Years of painstaking observation and careful study is what typically leads to scientific breakthroughs, but serendipity can also play an important role, as Dr. Andres Lozano recently discovered.

Not long ago, the U of T neurosurgeon was implanting an electrode into the brain of an obese patient in an experimental procedure designed to suppress the man’s appetite. When Lozano switched on the electrode to deliver tiny electrical pulses, the patient (who was awake for the surgery) suddenly remembered a visit to a park with his girlfriend 30 years earlier. When Lozano increased the current, the patient was able to recall vivid details, such as the type of dress that his girlfriend was wearing and the warmth of the sun that day. When the current was off, the memory faded. “We were flabbergasted,” says Lozano. “We could unlock and lock memories by turning the current on and off.”

Lozano, who holds a Canada Research Chair in Neuroscience and is a professor of surgery at U of T, wondered if he had stumbled on a potential new treatment for people with memory problems. He conducted further tests on the patient and found that the man’s ability to remember pairs of words tripled when the electrode was turned on. Recently, as part of a research study, Lozano performed the identical procedure on six patients with mild Alzheimer’s. Results so far are promising. “We’re seeing some positive changes in their brain activity, their memory and their cognitive ability,” he says. “And so far, the procedure seems quite safe.”

To perform the surgery, Lozano drills a nickel-sized hole through the patient’s anesthetized scalp. He then inserts a millimetre-wide electrode into the brain, runs a wire underneath the scalp and neck and connects it to a battery a little smaller than a hockey puck, which he implants near the patient’s collarbone. The subject remains awake during the surgery to help ensure that Lozano places the electrode correctly (but is under general anesthetic while the wire and battery are implanted). Following the operation, the patient, by pressing the buttons on a remote control, can turn on the current and adjust the level to alter the intensity of the treatment.

Scientists began experimenting with deep brain stimulation on animals in the 1950s. The first humans underwent tests a decade later. Since then, as more detailed maps of the brain have emerged, surgeons have used the technique to control phantom limb pain and the tremors associated with Parkinson’s disease. Lozano pioneered the surgery for treatment-resistant depression and Alzheimer’s, and is now testing it for Parkinson’s patients who have difficulty with balance and walking.

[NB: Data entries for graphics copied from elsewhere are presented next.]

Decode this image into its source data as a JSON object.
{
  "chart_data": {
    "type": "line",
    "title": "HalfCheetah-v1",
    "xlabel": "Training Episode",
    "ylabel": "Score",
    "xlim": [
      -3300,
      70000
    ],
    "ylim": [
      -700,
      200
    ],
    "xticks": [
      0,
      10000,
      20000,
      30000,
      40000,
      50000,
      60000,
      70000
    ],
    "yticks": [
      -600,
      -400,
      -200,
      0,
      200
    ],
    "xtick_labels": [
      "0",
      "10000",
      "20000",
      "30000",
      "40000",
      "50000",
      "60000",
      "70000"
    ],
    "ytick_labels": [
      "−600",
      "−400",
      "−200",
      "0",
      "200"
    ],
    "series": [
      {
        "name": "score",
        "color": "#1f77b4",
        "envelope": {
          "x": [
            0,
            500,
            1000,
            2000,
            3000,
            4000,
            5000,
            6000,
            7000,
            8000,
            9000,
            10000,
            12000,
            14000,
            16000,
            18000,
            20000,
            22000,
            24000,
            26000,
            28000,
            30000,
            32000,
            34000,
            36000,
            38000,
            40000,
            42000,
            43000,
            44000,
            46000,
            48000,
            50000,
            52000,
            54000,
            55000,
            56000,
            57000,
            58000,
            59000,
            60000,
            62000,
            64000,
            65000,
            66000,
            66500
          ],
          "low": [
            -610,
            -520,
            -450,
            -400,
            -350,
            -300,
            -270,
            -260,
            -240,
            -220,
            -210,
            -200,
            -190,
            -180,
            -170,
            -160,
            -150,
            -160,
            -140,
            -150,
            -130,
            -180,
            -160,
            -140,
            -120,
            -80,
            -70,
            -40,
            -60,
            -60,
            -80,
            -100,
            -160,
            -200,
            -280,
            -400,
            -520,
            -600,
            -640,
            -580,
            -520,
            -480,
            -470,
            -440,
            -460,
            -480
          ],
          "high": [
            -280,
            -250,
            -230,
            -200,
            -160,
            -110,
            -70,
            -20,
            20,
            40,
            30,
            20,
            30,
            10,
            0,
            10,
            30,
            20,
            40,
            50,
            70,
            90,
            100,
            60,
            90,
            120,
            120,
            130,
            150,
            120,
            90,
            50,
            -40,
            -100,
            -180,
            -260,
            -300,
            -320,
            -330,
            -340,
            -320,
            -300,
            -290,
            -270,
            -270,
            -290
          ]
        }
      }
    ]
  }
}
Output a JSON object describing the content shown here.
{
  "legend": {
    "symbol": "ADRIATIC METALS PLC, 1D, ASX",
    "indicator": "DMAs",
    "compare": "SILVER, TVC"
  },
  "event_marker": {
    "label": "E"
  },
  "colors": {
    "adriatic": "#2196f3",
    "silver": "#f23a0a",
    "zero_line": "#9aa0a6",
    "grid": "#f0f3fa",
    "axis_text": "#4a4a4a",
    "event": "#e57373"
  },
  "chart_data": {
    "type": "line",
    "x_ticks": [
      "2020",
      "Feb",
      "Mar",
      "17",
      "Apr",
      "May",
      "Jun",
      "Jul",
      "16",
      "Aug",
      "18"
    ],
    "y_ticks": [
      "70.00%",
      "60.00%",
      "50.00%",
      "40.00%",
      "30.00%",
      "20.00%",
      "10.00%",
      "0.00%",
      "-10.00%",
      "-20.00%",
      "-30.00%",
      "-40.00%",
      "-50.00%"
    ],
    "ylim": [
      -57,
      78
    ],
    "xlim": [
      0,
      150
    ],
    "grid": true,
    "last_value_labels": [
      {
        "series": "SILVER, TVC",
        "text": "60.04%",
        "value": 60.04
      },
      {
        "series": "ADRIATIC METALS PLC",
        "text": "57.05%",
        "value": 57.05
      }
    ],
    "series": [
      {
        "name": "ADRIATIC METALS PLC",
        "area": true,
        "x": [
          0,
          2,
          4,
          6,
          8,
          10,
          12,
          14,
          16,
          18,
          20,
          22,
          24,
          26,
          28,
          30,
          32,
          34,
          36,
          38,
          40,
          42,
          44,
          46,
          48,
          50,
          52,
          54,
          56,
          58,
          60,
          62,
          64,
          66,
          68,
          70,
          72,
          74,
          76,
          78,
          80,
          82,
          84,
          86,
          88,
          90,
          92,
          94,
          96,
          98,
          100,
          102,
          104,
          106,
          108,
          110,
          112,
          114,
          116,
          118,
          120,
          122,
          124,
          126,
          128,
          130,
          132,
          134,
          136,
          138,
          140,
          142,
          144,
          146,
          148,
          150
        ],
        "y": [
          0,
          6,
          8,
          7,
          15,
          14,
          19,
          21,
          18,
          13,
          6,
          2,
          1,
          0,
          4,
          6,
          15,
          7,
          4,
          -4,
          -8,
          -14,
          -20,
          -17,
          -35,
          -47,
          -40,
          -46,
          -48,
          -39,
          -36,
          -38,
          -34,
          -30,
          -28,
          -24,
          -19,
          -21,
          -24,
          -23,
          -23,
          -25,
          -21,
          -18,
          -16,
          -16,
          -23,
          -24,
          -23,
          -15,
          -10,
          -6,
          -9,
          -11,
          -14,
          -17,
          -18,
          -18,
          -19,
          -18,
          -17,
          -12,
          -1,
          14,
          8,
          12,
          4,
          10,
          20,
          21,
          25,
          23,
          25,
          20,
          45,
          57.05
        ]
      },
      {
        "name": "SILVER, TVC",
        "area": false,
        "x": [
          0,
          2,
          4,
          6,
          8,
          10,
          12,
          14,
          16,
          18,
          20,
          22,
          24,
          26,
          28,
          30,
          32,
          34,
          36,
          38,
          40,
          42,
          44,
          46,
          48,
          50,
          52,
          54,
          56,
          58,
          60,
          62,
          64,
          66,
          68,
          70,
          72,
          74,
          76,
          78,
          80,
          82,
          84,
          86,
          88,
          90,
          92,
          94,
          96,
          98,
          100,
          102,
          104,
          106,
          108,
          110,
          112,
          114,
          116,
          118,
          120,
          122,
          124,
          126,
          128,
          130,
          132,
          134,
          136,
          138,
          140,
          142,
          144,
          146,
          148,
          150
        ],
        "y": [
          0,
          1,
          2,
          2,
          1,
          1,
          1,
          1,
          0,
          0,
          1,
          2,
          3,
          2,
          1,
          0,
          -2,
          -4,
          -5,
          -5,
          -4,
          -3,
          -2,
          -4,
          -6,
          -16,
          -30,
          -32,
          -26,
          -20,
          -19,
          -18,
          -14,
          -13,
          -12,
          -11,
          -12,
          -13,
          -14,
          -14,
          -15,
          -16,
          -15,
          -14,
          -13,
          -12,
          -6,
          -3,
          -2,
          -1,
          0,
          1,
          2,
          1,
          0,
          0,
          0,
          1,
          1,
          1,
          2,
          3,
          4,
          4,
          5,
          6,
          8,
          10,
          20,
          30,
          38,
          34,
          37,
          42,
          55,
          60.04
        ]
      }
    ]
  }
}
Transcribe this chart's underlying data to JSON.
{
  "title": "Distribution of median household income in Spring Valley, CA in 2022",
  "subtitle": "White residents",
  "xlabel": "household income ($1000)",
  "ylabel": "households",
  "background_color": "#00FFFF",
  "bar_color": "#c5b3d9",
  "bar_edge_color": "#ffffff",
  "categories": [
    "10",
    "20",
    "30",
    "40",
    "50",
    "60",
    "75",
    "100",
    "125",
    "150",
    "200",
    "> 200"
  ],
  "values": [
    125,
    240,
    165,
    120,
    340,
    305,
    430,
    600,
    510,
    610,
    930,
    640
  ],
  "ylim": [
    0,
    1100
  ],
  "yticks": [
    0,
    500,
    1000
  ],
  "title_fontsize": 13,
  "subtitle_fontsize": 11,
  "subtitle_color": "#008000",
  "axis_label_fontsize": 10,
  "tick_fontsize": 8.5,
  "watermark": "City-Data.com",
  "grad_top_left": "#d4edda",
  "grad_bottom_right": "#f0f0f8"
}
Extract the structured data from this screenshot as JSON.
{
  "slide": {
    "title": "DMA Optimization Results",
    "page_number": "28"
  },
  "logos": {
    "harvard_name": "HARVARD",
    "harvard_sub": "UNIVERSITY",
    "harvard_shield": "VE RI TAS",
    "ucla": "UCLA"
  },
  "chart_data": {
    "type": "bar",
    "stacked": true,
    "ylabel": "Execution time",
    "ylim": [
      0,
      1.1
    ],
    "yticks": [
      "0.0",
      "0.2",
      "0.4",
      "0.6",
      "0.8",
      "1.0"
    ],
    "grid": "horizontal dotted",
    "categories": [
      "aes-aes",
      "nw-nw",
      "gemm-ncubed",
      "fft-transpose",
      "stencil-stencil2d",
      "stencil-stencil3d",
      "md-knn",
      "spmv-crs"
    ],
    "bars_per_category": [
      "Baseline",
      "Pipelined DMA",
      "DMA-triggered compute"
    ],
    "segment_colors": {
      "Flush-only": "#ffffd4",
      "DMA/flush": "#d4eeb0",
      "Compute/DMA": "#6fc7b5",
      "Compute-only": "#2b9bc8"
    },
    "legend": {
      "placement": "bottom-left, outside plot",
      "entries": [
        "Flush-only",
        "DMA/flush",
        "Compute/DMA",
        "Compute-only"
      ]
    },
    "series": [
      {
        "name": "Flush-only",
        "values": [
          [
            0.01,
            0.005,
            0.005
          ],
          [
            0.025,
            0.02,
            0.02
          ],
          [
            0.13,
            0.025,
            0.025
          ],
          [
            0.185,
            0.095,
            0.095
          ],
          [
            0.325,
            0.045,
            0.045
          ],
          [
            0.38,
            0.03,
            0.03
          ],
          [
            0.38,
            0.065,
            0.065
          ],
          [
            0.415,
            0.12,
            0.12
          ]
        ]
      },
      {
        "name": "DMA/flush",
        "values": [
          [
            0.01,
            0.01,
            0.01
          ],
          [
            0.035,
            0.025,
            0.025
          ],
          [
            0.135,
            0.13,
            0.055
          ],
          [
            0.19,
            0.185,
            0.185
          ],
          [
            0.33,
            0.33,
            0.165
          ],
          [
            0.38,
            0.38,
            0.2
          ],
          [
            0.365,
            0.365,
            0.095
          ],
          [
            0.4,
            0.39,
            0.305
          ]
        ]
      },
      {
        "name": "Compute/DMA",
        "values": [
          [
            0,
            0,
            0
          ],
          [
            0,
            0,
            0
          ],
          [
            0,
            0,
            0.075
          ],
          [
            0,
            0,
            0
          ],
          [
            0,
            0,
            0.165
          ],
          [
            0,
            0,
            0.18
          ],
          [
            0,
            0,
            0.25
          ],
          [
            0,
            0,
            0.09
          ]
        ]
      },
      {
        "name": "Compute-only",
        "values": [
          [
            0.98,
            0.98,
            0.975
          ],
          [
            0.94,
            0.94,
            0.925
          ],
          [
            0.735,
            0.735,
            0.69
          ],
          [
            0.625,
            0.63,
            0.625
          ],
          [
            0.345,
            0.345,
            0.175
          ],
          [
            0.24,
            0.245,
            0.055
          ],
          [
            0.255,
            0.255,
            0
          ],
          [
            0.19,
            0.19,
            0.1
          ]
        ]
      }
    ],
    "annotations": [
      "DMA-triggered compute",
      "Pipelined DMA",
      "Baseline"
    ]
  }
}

How deep brain stimulation works is not well understood. Scientists believe that, depending on the precise position of the electrode, the current either stimulates or inhibits neuronal activity. In the case of Parkinson’s tremors, it’s thought that the electrical pulses inhibit nearby neurons from firing excessively. With depression, underperforming neurons get a boost. In both cases, the surgeon must position the electrode in exactly the right spot. “It’s like real estate,” says Lozano. “The three most important things are location, location, location.”

Ultimately, Lozano’s research has two aims: to develop novel therapies for patients with difficult-to-treat neurological and psychiatric conditions; and to better understand how deep brain stimulation works at the cellular and molecular level. The research will also yield more information about the role that neurons play in different regions of the brain. “It’s like exploring space,” he says. “We’re interrogating the brain for the first time to find out what it does.”

Five to 10 years from now, Lozano predicts doctors will use deep brain stimulation to treat other diseases, such as Tourette’s syndrome, obsessive-compulsive disorder and epilepsy. Newer electrodes will be able to detect abnormal brain activity and then automatically deliver an electric pulse – to stave off an epileptic seizure, for example. By 2040, tiny computer chips might download information directly to brain cells (encyclopedic knowledge, anyone?), though such a possibility raises serious ethical issues. “Right now we’re talking about treating people who have a disease. But you could imagine boosting the function of someone who is normal,” says Lozano. “Already I’ve had people writing to me to volunteer.”